Among black voters, his showing was comparable to the 9 percent captured by George W. Bush in 2000 and Ronald Reagan in 1984. But Bush and Reagan both did far better with Hispanic voters, capturing 35 percent and 34 percent, respectively, according to exit polling data compiled by the non-partisan Roper Center for Public Opinion Research.
And Trump’s performance among Asian-Americans was the worst of any winning presidential candidate since tracking of that demographic began in 1992.
The racial polarization behind Trump’s victory has helped set the stage for tensions that have surfaced repeatedly since the election, in white supremacist victory celebrations, in anti-Trump protests and civil rights rallies, and in hundreds of racist, xenophobic and anti-Semitic hate crimes documented by the Southern Poverty Law Center (SPLC), which tracks extremist movements. The SPLC reports there were 701 incidents of “hateful harassment and intimidation” between the day following the Nov. 8 election and Nov. 16, with a spike in such incidents in the immediate wake of the vote.
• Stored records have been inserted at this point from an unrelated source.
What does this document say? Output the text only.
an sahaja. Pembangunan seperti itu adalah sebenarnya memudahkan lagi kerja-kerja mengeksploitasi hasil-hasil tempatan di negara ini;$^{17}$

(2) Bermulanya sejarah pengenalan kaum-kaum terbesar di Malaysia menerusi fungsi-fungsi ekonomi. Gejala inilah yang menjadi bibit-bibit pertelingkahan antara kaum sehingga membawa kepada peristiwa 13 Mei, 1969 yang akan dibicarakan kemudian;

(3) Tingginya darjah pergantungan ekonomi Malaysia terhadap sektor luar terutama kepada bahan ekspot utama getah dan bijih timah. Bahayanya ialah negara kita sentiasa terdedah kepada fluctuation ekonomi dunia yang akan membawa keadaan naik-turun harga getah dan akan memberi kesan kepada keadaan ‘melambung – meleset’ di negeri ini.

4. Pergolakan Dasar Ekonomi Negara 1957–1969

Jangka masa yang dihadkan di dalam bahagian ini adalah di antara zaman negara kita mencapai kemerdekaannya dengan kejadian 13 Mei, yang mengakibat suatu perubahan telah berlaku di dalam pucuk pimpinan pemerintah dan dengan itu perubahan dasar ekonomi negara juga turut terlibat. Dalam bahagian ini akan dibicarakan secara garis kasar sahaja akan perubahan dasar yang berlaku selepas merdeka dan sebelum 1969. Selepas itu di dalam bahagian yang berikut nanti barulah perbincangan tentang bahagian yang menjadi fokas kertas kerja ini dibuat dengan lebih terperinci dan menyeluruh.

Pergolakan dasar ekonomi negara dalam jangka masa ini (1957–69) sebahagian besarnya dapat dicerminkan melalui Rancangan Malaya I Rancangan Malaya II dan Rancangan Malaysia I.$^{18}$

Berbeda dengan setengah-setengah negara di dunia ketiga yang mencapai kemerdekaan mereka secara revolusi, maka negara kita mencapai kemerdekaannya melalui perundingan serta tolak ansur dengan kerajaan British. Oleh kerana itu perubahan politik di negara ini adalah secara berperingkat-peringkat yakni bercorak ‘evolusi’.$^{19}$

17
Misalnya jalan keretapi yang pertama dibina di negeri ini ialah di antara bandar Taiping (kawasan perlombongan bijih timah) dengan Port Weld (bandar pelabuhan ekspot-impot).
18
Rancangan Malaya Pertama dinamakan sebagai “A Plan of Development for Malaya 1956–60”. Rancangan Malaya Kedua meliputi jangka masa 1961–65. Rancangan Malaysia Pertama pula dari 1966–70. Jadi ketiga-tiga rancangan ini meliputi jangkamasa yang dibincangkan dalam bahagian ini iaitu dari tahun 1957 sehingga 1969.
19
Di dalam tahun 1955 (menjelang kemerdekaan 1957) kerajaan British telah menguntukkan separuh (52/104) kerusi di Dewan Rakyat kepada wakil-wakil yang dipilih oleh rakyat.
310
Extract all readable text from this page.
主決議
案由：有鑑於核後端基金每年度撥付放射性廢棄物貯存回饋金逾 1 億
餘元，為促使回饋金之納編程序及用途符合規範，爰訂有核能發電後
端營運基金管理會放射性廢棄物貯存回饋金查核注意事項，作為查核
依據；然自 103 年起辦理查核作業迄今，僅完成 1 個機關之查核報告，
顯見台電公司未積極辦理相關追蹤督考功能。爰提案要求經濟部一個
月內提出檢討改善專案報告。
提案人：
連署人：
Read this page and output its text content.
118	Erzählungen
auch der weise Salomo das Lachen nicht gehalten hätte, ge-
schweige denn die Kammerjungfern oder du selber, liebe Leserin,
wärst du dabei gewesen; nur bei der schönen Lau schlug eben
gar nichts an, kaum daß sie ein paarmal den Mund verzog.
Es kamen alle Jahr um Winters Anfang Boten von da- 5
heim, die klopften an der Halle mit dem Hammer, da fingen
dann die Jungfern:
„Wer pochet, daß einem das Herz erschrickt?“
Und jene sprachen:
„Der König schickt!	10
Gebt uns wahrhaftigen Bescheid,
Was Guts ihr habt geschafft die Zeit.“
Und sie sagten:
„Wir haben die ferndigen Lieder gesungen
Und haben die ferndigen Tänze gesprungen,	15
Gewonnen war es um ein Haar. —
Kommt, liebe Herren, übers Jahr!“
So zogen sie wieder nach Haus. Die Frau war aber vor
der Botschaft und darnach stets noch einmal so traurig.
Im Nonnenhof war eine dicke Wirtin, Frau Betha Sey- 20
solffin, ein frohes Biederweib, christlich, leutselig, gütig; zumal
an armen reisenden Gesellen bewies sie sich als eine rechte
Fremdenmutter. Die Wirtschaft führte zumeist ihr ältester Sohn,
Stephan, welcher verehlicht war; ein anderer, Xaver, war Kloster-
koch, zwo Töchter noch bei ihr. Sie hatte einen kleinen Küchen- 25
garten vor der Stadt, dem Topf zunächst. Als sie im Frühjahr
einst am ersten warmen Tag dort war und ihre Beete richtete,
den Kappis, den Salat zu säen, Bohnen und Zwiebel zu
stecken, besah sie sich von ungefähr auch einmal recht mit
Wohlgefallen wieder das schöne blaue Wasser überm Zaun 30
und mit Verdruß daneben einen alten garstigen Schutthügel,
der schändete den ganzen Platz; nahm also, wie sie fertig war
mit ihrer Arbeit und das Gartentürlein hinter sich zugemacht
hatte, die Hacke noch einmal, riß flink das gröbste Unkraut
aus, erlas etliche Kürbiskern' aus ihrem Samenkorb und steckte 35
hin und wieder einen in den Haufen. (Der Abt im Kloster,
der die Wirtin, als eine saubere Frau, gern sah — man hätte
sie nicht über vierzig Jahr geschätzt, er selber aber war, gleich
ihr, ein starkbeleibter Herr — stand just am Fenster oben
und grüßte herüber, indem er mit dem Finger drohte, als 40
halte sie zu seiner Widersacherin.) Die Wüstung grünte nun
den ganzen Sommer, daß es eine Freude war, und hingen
The Loyal White Knights of the Ku Klux Klan, a white separatist group that vilifies African-Americans, Jews and other minorities, plans an unusual Dec. 3 rally in North Carolina to celebrate Trump’s victory. Left-wing and anarchist groups have called for organized protests to disrupt the president-elect’s Jan. 20 inauguration. And a “Women’s March on Washington,” scheduled for the following day, is expected to draw hundreds of thousands to protest Trump’s presidency.
American politics became increasingly racialized through President Barack Obama’s two terms, “but there was an attempt across the board, across the parties, to keep those tensions under the surface,” says Jamila Michener, an assistant professor of government at Cornell University.
Trump’s anti-immigrant, anti-Muslim rhetoric “brought those divisions to the fore; it activated people on the right, who felt empowered, and it activated people on the left, who saw it as a threat,” she added.